- The Washington Times - Thursday, June 16, 2005

PAGE, Ariz. — Rising water from melting snowpacks are replenishing drought-stricken Lake Powell, catching many of the nearly 2 million yearly visitors to the Glen Canyon National Recreation Area off guard.

One day-tripper left his car parked too close to the shore line and was surprised upon returning to find his vehicle in the lake.

“The water came up quickly, and the car had to be towed out,” said Al Nash, National Park Service spokesman.

Water levels rose 18 inches on one May day and completely changed shore lines by several feet, Mr. Nash said.

“Eighteen inches in a day is really rapid, it’s not something you would normally experience in a small time frame,” Mr. Nash said. “People think it’s only 18 inches, but it translates a lot larger onto a sloping shore line.”

A five-year drought that dramatically depleted water levels at the lake, revealing rock formations not seen in four decades, has begun to ease this spring with more than a foot of new water a day.

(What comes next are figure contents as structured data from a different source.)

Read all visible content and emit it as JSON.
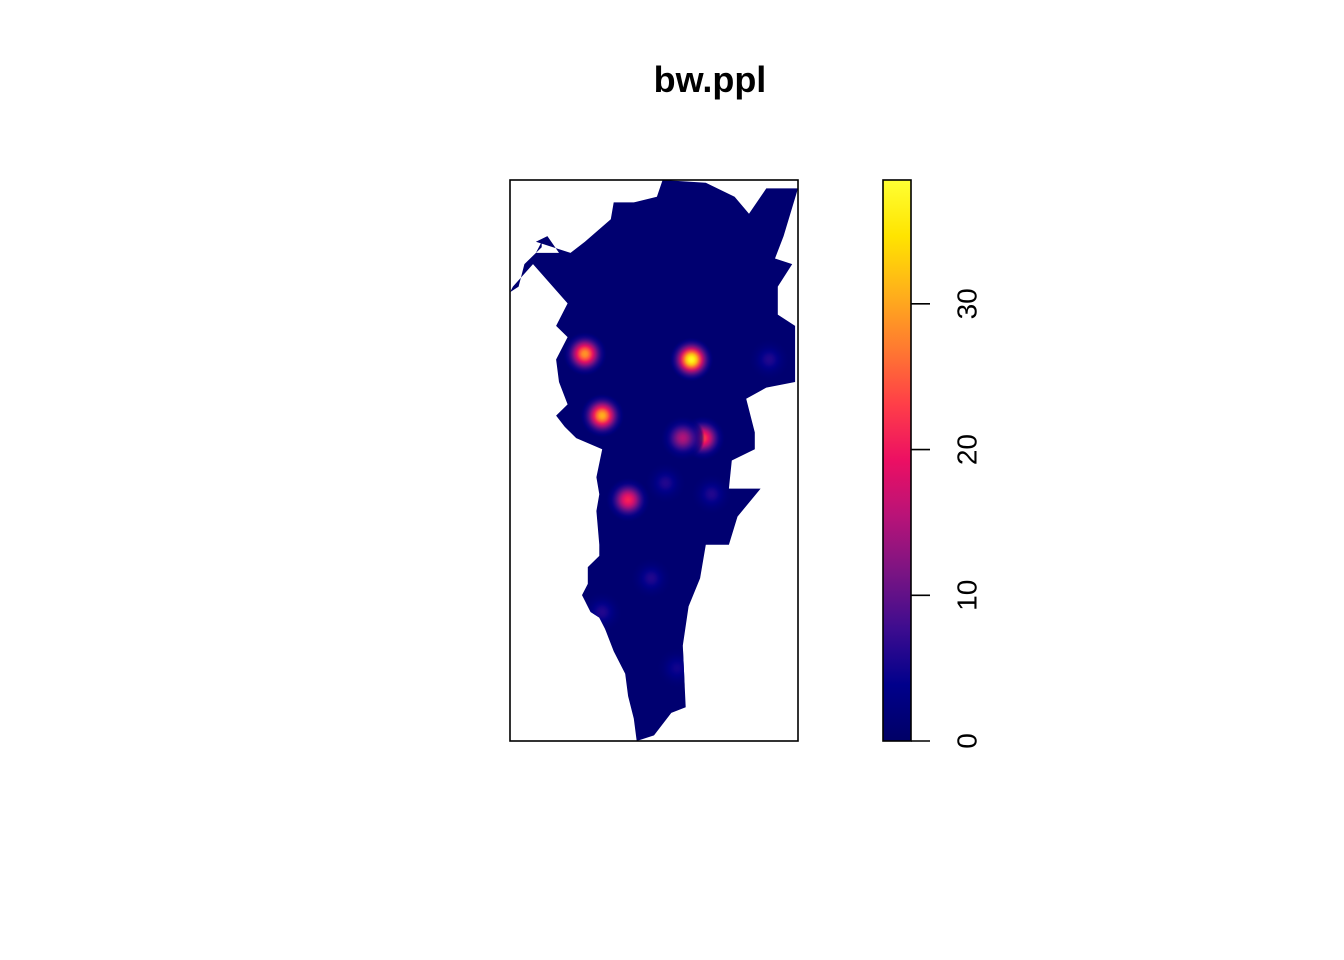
{
  "chart_data": {
    "type": "heatmap",
    "title": "bw.ppl",
    "xlabel": "",
    "ylabel": "",
    "description_of_surface": "kernel intensity raster over an irregular region",
    "colorbar": {
      "range": [
        0,
        38.5
      ],
      "ticks": [
        0,
        10,
        20,
        30
      ],
      "tick_labels": [
        "0",
        "10",
        "20",
        "30"
      ],
      "palette": [
        "#000066",
        "#00008B",
        "#3D0C8F",
        "#7A1483",
        "#B81378",
        "#EC0F63",
        "#FF3E48",
        "#FF7A30",
        "#FFB11A",
        "#FFE400",
        "#FFFF33"
      ]
    },
    "background_value": 1,
    "hotspots": [
      {
        "x": 0.26,
        "y": 0.69,
        "value": 29
      },
      {
        "x": 0.63,
        "y": 0.68,
        "value": 38
      },
      {
        "x": 0.32,
        "y": 0.58,
        "value": 31
      },
      {
        "x": 0.67,
        "y": 0.54,
        "value": 23
      },
      {
        "x": 0.6,
        "y": 0.54,
        "value": 15
      },
      {
        "x": 0.41,
        "y": 0.43,
        "value": 21
      },
      {
        "x": 0.9,
        "y": 0.68,
        "value": 6
      },
      {
        "x": 0.54,
        "y": 0.46,
        "value": 6
      },
      {
        "x": 0.7,
        "y": 0.44,
        "value": 6
      },
      {
        "x": 0.49,
        "y": 0.29,
        "value": 6
      },
      {
        "x": 0.32,
        "y": 0.23,
        "value": 6
      },
      {
        "x": 0.58,
        "y": 0.13,
        "value": 5
      }
    ],
    "region_polygon": [
      [
        0.53,
        1.0
      ],
      [
        0.68,
        0.995
      ],
      [
        0.78,
        0.97
      ],
      [
        0.83,
        0.94
      ],
      [
        0.89,
        0.985
      ],
      [
        1.0,
        0.985
      ],
      [
        0.95,
        0.9
      ],
      [
        0.92,
        0.86
      ],
      [
        0.98,
        0.85
      ],
      [
        0.93,
        0.81
      ],
      [
        0.93,
        0.76
      ],
      [
        0.99,
        0.74
      ],
      [
        0.99,
        0.64
      ],
      [
        0.89,
        0.63
      ],
      [
        0.82,
        0.61
      ],
      [
        0.85,
        0.55
      ],
      [
        0.85,
        0.52
      ],
      [
        0.77,
        0.5
      ],
      [
        0.76,
        0.45
      ],
      [
        0.87,
        0.45
      ],
      [
        0.79,
        0.4
      ],
      [
        0.76,
        0.35
      ],
      [
        0.68,
        0.35
      ],
      [
        0.66,
        0.29
      ],
      [
        0.62,
        0.24
      ],
      [
        0.6,
        0.17
      ],
      [
        0.61,
        0.06
      ],
      [
        0.56,
        0.05
      ],
      [
        0.5,
        0.01
      ],
      [
        0.44,
        0.0
      ],
      [
        0.43,
        0.04
      ],
      [
        0.41,
        0.08
      ],
      [
        0.4,
        0.12
      ],
      [
        0.36,
        0.16
      ],
      [
        0.33,
        0.2
      ],
      [
        0.31,
        0.22
      ],
      [
        0.28,
        0.23
      ],
      [
        0.25,
        0.26
      ],
      [
        0.27,
        0.28
      ],
      [
        0.27,
        0.31
      ],
      [
        0.31,
        0.33
      ],
      [
        0.31,
        0.35
      ],
      [
        0.3,
        0.41
      ],
      [
        0.31,
        0.44
      ],
      [
        0.3,
        0.47
      ],
      [
        0.32,
        0.52
      ],
      [
        0.23,
        0.54
      ],
      [
        0.19,
        0.56
      ],
      [
        0.16,
        0.58
      ],
      [
        0.2,
        0.6
      ],
      [
        0.17,
        0.64
      ],
      [
        0.16,
        0.68
      ],
      [
        0.2,
        0.72
      ],
      [
        0.16,
        0.74
      ],
      [
        0.2,
        0.78
      ],
      [
        0.08,
        0.85
      ],
      [
        0.01,
        0.81
      ],
      [
        0.0,
        0.8
      ],
      [
        0.03,
        0.81
      ],
      [
        0.05,
        0.85
      ],
      [
        0.11,
        0.88
      ],
      [
        0.11,
        0.89
      ],
      [
        0.09,
        0.87
      ],
      [
        0.17,
        0.87
      ],
      [
        0.13,
        0.9
      ],
      [
        0.09,
        0.89
      ],
      [
        0.09,
        0.89
      ],
      [
        0.21,
        0.87
      ],
      [
        0.26,
        0.89
      ],
      [
        0.35,
        0.93
      ],
      [
        0.36,
        0.96
      ],
      [
        0.43,
        0.96
      ],
      [
        0.51,
        0.97
      ]
    ]
  }
}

But it is not enough water to fill the desert dam to capacity. The depth of water at the dam when the lake is full is 560 feet — significantly more than the 400 feet measured last week.

“For two months, the water can really flow heavily,” said Paul Ostapuk, board member of Friends of Lake Powell. “It’s either boom or bust, depending on the snowpack.”

The five-year drought has exposed nearly 150 feet of the Glen Canyon, which was flooded with Colorado River water in 1963 after a dam was constructed to hold 26 million acre-feet of water over a surface area of 266 miles.

Stark white canyon walls tower above the crystal blue waters and serve as a water mark to the desert red canyon cliffs.

The drought also has revealed dozens of boat wrecks, made peninsulas out of islands and provided tourists new hiking trails on once water-covered land along its 2,000 miles of shoreline.

The National Park Service also has taken advantage of the low water levels to remove the partially submerged shipwrecks and as many submerged boats as can be reached before the water rises to an expected 445 feet by summer.

At least one single-engine Cessna has also been recovered from the second largest man-made lake in the U.S.

The salvage operation is funded by a foundation created by Envirocare of Utah, a radioactive-waste disposal facility.

“We’re very lucky that the foundation can remove some of those sunken vessels for us, and say they may be able to remove 40 to 100 down vessels over the next couple of months,” Mr. Nash said.

The Glen Canyon Dam was constructed to control savage floods on the Colorado River and to provide a water reservoir for Wyoming, Utah, Colorado, New Mexico, Arizona, Nevada and California and Mexico.

The creation of the dam and reservoir proved contentious and gave birth to the modern day environmental movement of “monkey-wrenching” — breaking the law to sabotage timber, mining and other natural resource industries. Radical environmental groups periodically call for the dam to be blown away with dynamite.